Demek Kissinger, bu işin artık çalışanlara, yoksunlara birtakım haklar tanıyarak, sus payları vererek, “sosyal devlet”imsi uygulamalarla, yürütme gücünün görece demokratik mekanizmalarla denetlendiği hak-hukuk düzeni içerisinde sürdürülemeyeceğini öngörüyordu. Bununla kalmıyor, Donald Trump adlı şımarık zenginin pekâlâ tutulacak yolu gösteren işaret sayılması gerektiğini imâ ediyordu. Ve Trump’ın kitabında hak, hukuk, adalet, yasa, anayasa vs. yoktu. Aslında kitabı da yoktu. ABD siyasî-idarî sistemi elverdiği ölçüde, kafasına eseni yapma peşindeydi. Eğer liberal demokrasi, güçler ayrılığı, hukuk gibi iddialardan vazgeçilecekse, dizginsiz otoritenin eksiksiz gediksiz kurulabilmesi, rejimlerin başlıca gayesi haline gelecekti. Böyle bir geçiş için de, insanların öncelikle yasasızlığa, hukuksuzluğa, kurumsuzluğa, keyfîliğe alıştırılması gerekiyordu ki, Trump da tam bunu yapıyor. (‘Bunları birileri bir yerde planladı’ gibi bir şey söylemeye çalışmıyorum. Sözlerimin ‘gidişat şöyleyse, münasip olan da ister istemez şöyledir’ gibi anlaşılmasını temenni ederim.)
Henry Kissinger’ın sözlerine aşırı-yorum getiriyor olabilir miyim? Belki. Ancak söz konusu söyleşi yapılırken ne korona virüsü, salgın ne karantina vardı, söyleşinin üzerinden yaklaşık iki yıl geçti, yaşadıklarımız ortada.

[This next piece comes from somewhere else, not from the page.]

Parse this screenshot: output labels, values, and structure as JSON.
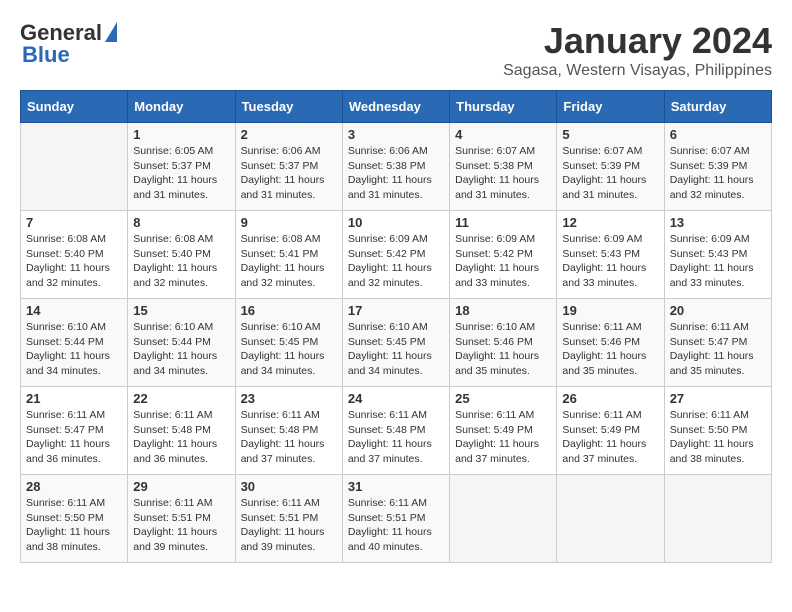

Bir vakitler gevrek gevrek “iktidar afrodizyaktır” diyerek çapkınlığıyla caka satan kibir ve kurnazlık abidesi şahsiyet, bana kalırsa, düzenin gidişatını “içeriden” görme kapasitesine sahip olduğu için o sözleri o sırada edebildi. “Bir devrin” “iddialarından vazgeçmeye zorlanması”, “bittiğinin işareti” olarak karşımıza Trump ile benzerlerinin çıkmış olması ve bunların biz oturmuş, icabında üzerimize sürerek bizi ezdirecekleri atları, ateşli silahları ve tanımadığımız, bilmediğimiz, bağışıklığımızın bulunmadığı bilumum hastalıkların virüsleriyle yaklaşan tehlikeyi beklerken meydana gelmesi, neresinden baksanız ürkütücü. Henüz Covid-19 salgını ve karantina bahanesiyle üzerimize çökecek gözetim-denetim mekanizması güncel mesele haline gelmeden, durumu böyle tarif ediyordu Kissinger.
Belki kötü insan olduğundan hepimizi korkutup sindirmek amacıyla böyle konuşmuştur!.. Bu yüzden biz, kaderini ele alacak örgütlü toplum olmak için ne yapabiliriz, kendimize -bu artık yeryüzündeki bütün insanlar demek- nasıl bir gelecek kurmaya çalışarak mutlu olabiliriz, bunu düşünmeye başlayalım. Harıl harıl.